Ma il suo rapporto con Emiliano qual è? Pare ottimo, e non solo personale.
«Ho un rapporto serenissimo, di dialogo, come è giusto che ci sia nelle istituzioni. Mi sono battuto fortemente per salvaguardare anche il Comune di Lecce (la vicenda del dissesto e gli emendamenti presentati in Parlamento, ndr), dove c'è un sindaco storicamente non della mia parte politica. E poi c'è una considerazione di carattere strategico: nel centrodestra siamo stati capaci di perdere pezzi di elettorato attirato dal civismo di Emiliano, non comprendo perché allora non si debba dialogare per riappropriarsi di quell'elettorato per riportarlo nel centrodestra».
Su base territoriale avete stretto accordi, più o meno alla luce del sole, con Emiliano. Emblematico il caso Nardò.
«A Gallipoli in giunta ci sono uomini di FdI, anche. A Nardò noi abbiamo messo il cappello del centrodestra, è stato poi Emiliano a volersi aggregare, peraltro con un peso minimo. Ma a Nardò sia FI che FdI hanno avuto tempo per entrare nel progetto, dopo le mie sollecitazioni».
Il civismo di Emiliano vi spaventa? Continuerà a svuotare il centrodestra?
«Di sicuro sono stati fatti degli errori in passato, se siamo arrivati a questo. Adesso ci vuole una nuova strategia».
La vicenda Lerario, e tutto ciò che ne consegue sul tema spinoso degli appalti, richiede risposte e segnali. Quali chiarimenti vi aspettate da Emiliano?
«Deve spiegare qual è il progetto di sanità che intende proporre. Quanto ad appalti e bandi, bisognerebbe chiedere alla magistratura, non a noi. Alla Lega interessa la visione di politica sanitaria da portare a conoscenza dei pugliesi in Consiglio. Parliamo di cose concrete, non di appalti o altro».
Ci vorrebbe un maggior coordinamento del centrodestra in Puglia, in Consiglio e sui territori, non crede? Spesso parlate linguaggi diversi.
«Siamo in costante contatto e dialogo con le altre forze di centrodestra, anche di recente e in vista delle prossime amministrative. Quanto alla Regione, può capitare che ci siano visioni differenti su alcune cose, ma non ci sono problemi di coordinamento e dialogo».
Non sembrerebbe. A cominciare dalla recente scelta del delegato regionale di centrodestra per l'elezione del presidente della Repubblica: alla fine l'ha spuntata FdI.
«Abbiamo seguito l'indicazione nazionale, il nome da noi indicato (Paolo Pagliaro, ndr) ci sperava, ma ha ceduto il passo».
E se c'era un accordo nazionale, perché avete provato questa mossa del cavallo?
«Abbiamo proposto il nostro nome anche alla luce di circostanze precedenti legate agli equilibri consiliari, poi abbiamo tutti preso atto delle scelte nazionali».
Che lavoro sta facendo sul territorio? Sta provando ad allargare il gruppo dirigente della Lega?

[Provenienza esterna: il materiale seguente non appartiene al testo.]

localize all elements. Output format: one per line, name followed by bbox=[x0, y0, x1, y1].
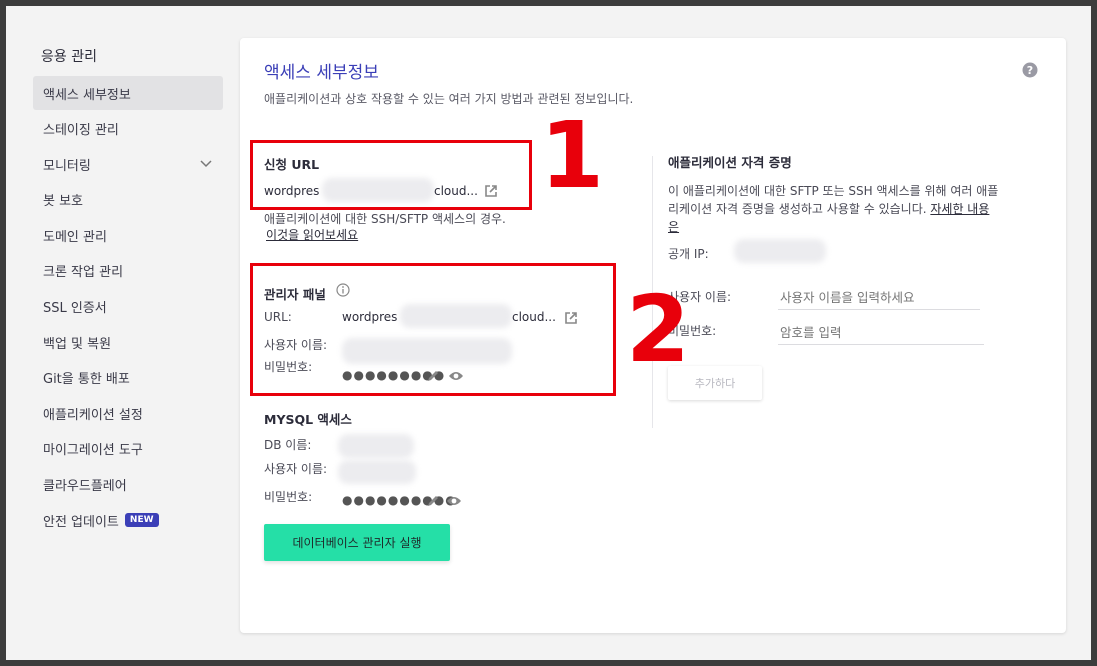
eye-icon[interactable] bbox=[446, 495, 462, 507]
sidebar-item-cloudflare[interactable]: 클라우드플레어 bbox=[33, 468, 223, 502]
db-user-label: 사용자 이름: bbox=[264, 462, 328, 476]
redacted-public-ip bbox=[734, 239, 826, 263]
svg-text:?: ? bbox=[1027, 64, 1033, 77]
sidebar-item-label: SSL 인증서 bbox=[43, 301, 107, 317]
app-frame: 응용 관리 액세스 세부정보 스테이징 관리 모니터링 봇 보호 도메인 관리 … bbox=[6, 6, 1091, 660]
sidebar-item-label: 액세스 세부정보 bbox=[43, 87, 131, 103]
sidebar-item-label: 스테이징 관리 bbox=[43, 123, 119, 139]
credentials-description-line2: 리케이션 자격 증명을 생성하고 사용할 수 있습니다. bbox=[668, 202, 927, 216]
sidebar-item-domains[interactable]: 도메인 관리 bbox=[33, 218, 223, 252]
sidebar-item-bot-protection[interactable]: 봇 보호 bbox=[33, 183, 223, 217]
annotation-box-2 bbox=[250, 263, 616, 396]
credentials-description: 이 애플리케이션에 대한 SFTP 또는 SSH 액세스를 위해 여러 애플 리… bbox=[668, 182, 1044, 236]
sidebar-item-migration[interactable]: 마이그레이션 도구 bbox=[33, 432, 223, 466]
sidebar-item-label: 크론 작업 관리 bbox=[43, 265, 124, 281]
sidebar-item-label: 봇 보호 bbox=[43, 194, 84, 210]
sidebar-item-label: 안전 업데이트 bbox=[43, 514, 119, 530]
annotation-number-1: 1 bbox=[540, 102, 605, 209]
sidebar-item-label: 백업 및 복원 bbox=[43, 336, 112, 352]
sidebar-item-app-settings[interactable]: 애플리케이션 설정 bbox=[33, 396, 223, 430]
sidebar-item-backup[interactable]: 백업 및 복원 bbox=[33, 325, 223, 359]
credentials-description-line1: 이 애플리케이션에 대한 SFTP 또는 SSH 액세스를 위해 여러 애플 bbox=[668, 184, 999, 198]
credentials-description-line2-wrap: 리케이션 자격 증명을 생성하고 사용할 수 있습니다. 자세한 내용 bbox=[668, 200, 1044, 218]
sidebar-item-label: 도메인 관리 bbox=[43, 229, 107, 245]
db-password-label: 비밀번호: bbox=[264, 490, 313, 504]
help-icon[interactable]: ? bbox=[1022, 62, 1038, 78]
learn-more-link-continued[interactable]: 은 bbox=[668, 218, 1044, 236]
sidebar-item-safe-updates[interactable]: 안전 업데이트 NEW bbox=[33, 503, 223, 537]
learn-more-link[interactable]: 자세한 내용 bbox=[930, 202, 989, 216]
chevron-down-icon[interactable] bbox=[199, 156, 213, 170]
db-name-label: DB 이름: bbox=[264, 438, 312, 452]
ssh-note: 애플리케이션에 대한 SSH/SFTP 액세스의 경우. bbox=[264, 212, 506, 226]
mysql-heading: MYSQL 액세스 bbox=[264, 412, 352, 427]
sidebar-item-staging[interactable]: 스테이징 관리 bbox=[33, 112, 223, 146]
sidebar-item-access-details[interactable]: 액세스 세부정보 bbox=[33, 76, 223, 110]
sidebar-item-cron[interactable]: 크론 작업 관리 bbox=[33, 254, 223, 288]
sidebar-title: 응용 관리 bbox=[41, 49, 97, 65]
sidebar-item-label: 마이그레이션 도구 bbox=[43, 443, 143, 459]
redacted-db-name bbox=[338, 434, 414, 458]
sidebar-item-ssl[interactable]: SSL 인증서 bbox=[33, 290, 223, 324]
sidebar: 응용 관리 액세스 세부정보 스테이징 관리 모니터링 봇 보호 도메인 관리 … bbox=[33, 42, 223, 539]
username-input[interactable] bbox=[778, 286, 980, 310]
redacted-db-user bbox=[338, 460, 416, 484]
sidebar-item-label: 클라우드플레어 bbox=[43, 479, 127, 495]
sidebar-item-label: 모니터링 bbox=[43, 158, 91, 174]
public-ip-label: 공개 IP: bbox=[668, 247, 709, 261]
sidebar-item-monitoring[interactable]: 모니터링 bbox=[33, 147, 223, 181]
credentials-heading: 애플리케이션 자격 증명 bbox=[668, 155, 792, 170]
annotation-number-2: 2 bbox=[626, 276, 691, 383]
sidebar-item-git[interactable]: Git을 통한 배포 bbox=[33, 361, 223, 395]
annotation-box-1 bbox=[250, 140, 532, 210]
new-badge: NEW bbox=[124, 513, 159, 528]
password-input[interactable] bbox=[778, 321, 984, 345]
page-title: 액세스 세부정보 bbox=[264, 63, 379, 83]
ssh-read-link[interactable]: 이것을 읽어보세요 bbox=[266, 226, 358, 243]
edit-pencil-icon[interactable] bbox=[426, 494, 440, 508]
sidebar-item-label: 애플리케이션 설정 bbox=[43, 407, 143, 423]
access-details-card: 액세스 세부정보 애플리케이션과 상호 작용할 수 있는 여러 가지 방법과 관… bbox=[240, 38, 1066, 633]
sidebar-item-label: Git을 통한 배포 bbox=[43, 372, 130, 388]
launch-db-manager-button[interactable]: 데이터베이스 관리자 실행 bbox=[264, 524, 450, 561]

«Stiamo lavorando tanto su questo. Siamo una realtà ancora giovane, ma ben rappresentata in tutte le istituzioni, ci stiamo aprendo ad alleanze e federazioni con realtà locali, il partito evolve. E personalmente sono sempre stato, da anni, promotore di realtà civiche».
Avanti col governo Draghi, o comunque con questo assetto?
«Siamo in un governo di responsabilità, la nostra presenza è fondamentale.

Avanti con questo schema, ma ci vorrebbe un cambio di passo sostanziale: i leader politici nel governo, mettendoci la faccia per dare ulteriore slancio».